Nandakumar Chaugule (born 14 October 1955) is an ex Deputy Commissioner of Police, Maharashtra. He has served 38 years in police service and has received Presidents Medal for Meritorious Service on 24 January 2010. During the 1993 Bombay bombings, he was in charge of the bomb detection and disposal squad and played a vital role in promoting safety and the capture of the accused within 24 hours, his work is described in the book Black Friday: The True Story of the Bombay Bomb Blasts by Hussain Zaidi, also his character is played by Zakir Hussain as Inspector NandKumar Chougale in the film Black Friday (2007 film) (2007).

Early life
Post completion of two years training course at Police Training College, Nasik, Nandkumar Anant Chaugule was selected for the post of Sub-Inspector of Police in October 1975.

Career
He has served his services in several regions across Mumbai Kherwadi, Sahar Airport, Thane, Oshiwara, Navi Mumbai and Nashik. Worked across several sections such as State CID (Int), M.S. Mumbai, Bomb Detection and Disposal Squad, Airport Security and Administration and Traffic Branch.

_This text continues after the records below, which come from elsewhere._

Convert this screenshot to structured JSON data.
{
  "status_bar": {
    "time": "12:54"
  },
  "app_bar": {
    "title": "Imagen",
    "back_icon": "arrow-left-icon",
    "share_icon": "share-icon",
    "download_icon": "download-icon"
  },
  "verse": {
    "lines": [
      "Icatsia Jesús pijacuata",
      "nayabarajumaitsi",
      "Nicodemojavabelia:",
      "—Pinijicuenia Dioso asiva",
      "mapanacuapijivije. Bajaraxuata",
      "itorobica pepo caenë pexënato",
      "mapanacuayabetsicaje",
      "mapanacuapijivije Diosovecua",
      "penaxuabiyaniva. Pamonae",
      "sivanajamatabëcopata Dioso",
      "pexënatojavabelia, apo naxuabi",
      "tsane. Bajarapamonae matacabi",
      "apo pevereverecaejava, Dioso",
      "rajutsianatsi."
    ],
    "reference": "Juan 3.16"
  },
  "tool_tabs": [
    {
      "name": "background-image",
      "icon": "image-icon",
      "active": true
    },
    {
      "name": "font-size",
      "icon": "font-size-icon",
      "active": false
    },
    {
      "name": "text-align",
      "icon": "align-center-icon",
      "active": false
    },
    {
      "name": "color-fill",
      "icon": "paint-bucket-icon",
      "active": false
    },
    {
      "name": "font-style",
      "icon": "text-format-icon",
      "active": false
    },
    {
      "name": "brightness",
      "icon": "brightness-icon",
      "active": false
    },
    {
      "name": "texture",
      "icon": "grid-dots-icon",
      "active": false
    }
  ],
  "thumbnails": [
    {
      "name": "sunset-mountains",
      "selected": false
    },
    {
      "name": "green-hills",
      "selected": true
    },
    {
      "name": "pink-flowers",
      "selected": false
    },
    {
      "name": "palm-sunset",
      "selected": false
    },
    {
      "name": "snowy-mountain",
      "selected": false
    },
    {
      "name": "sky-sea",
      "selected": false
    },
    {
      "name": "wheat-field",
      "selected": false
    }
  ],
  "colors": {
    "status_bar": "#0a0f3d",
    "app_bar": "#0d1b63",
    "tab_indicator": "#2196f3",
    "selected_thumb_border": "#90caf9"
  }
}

His exceptional cases include:
 Detention of drug dealer Amir Khan under MPDA
 Arresting armed Tamil Terrorist Elango Natrajah of LTTE
 In Charge of the Bomb Detection and Disposal Squad, he played a crucial role during the 1993 Bomb blast including recovering lethal weapons, vital evidences from the 12 blast sites which were key in arrests of the accused within 24 hours .
 One of the biggest RDX haul ever seized in the country of over 1000 kg of RDX 
 Several other cases of arrest, bomb blasts and capture of terrorists.
He retired in 2013 and now lives in Mumbai.